La scienza come professione (e vocazione). Il pensiero di Max Weber a 100 anni dalla sua scomparsa

Fare scienza, secondo Max Weber, conteneva qualcosa di intrinsecamente assurdo: gli scienziati, infatti, lavorano per formulare delle ipotesi che sono destinate ad essere smentite e superate nel corso del tempo. Questo, però, non è certo un buon motivo perché non seguano la loro vocazione, anzi.

Il 14 giugno di 100 anni fa si spegneva per sempre Max Weber, le cui idee sulla situazione intellettuale e politica del suo tempo hanno influenzato il lavoro delle successive generazioni di sociologi, e non solo.

Qual è stato il contributo di Weber alla storia del pensiero sociologico? E qual era l'importanza che aveva, secondo la sua opinione, la figura dello scienziato? Ce lo ha raccontato Matteo Bortolini, professore di logica delle scienze sociali all'università di Padova.

Servizio di Federica D'Auria. Montaggio di Elisa Speronello

“Max Weber è stato sicuramente uno dei più importanti scienziati sociali a cavallo tra Ottocento e Novecento, ma oggi, nel 2020 è qualcosa di più. Il suo lavoro ha ispirato non solo i sociologi, ma anche gli storici dell'economia, i filosofi della politica e innumerevoli altri intellettuali, studenti e studiosi che vogliono capire la nostra società”, spiega il professor Bortolini.
“Di fatto, Weber ha scritto tantissimi articoli, ma mai un libro intero.

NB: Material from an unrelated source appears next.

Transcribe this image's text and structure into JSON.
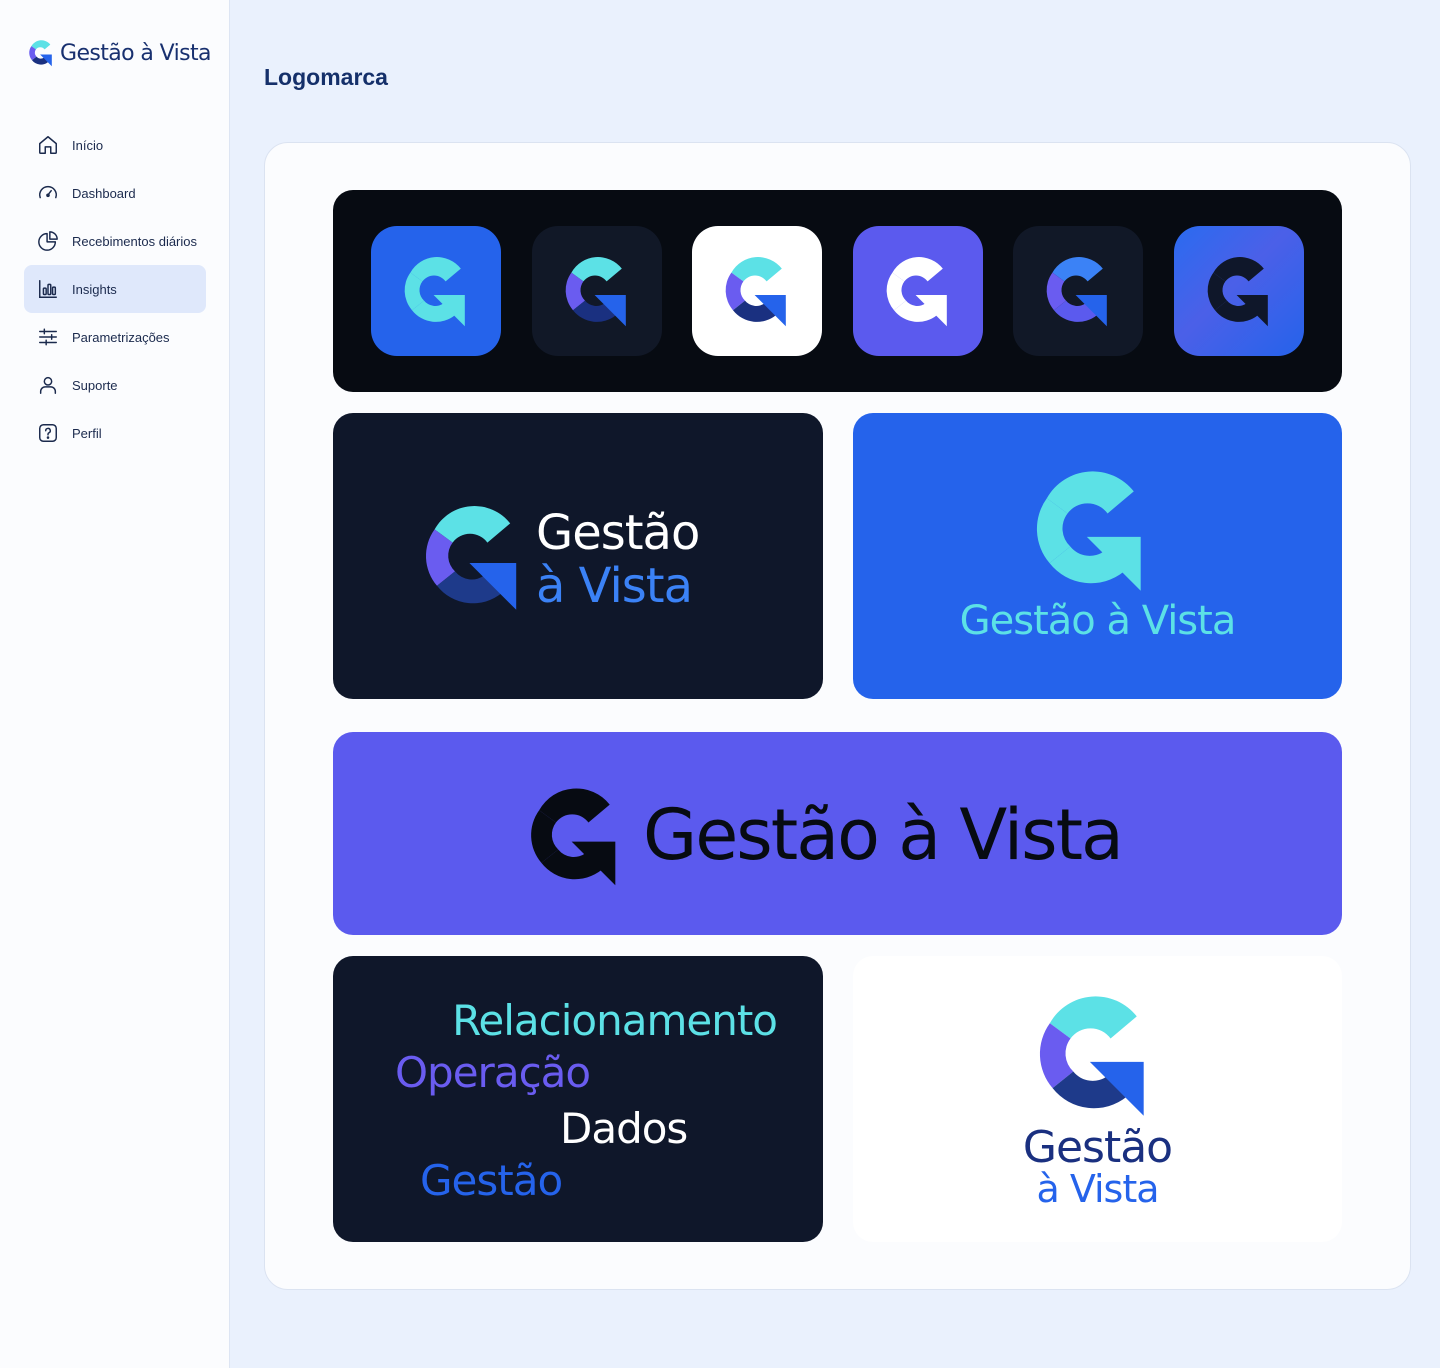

Il suo lavoro, quindi, è molto frammentato e mai univoco, ma sempre ambiguo e dialettico, proprio come lui voleva che fosse. Ed è questo che permette a persone diverse di interpretarlo e discuterlo in modi differenti”.

Weber osservava attorno a sé una società che si “spezzettava”, e nella quale non c'erano valori comuni, le scienze andavano specializzandosi e la politica cambiava continuamente.
“Il suo lavoro, per questo motivo, riflette l'idea che sia quasi impossibile ritrovare un'unità non solo del sapere, ma anche della realtà, come appare evidente in uno dei suoi testi più importanti e famosi: La scienza come professione, nel cui titolo originale (Wissenschaft als Beruf), il termine tedesco beruf può essere tradotto nella nostra lingua sia come “professione” che come “vocazione”, commenta il professor Bortolini.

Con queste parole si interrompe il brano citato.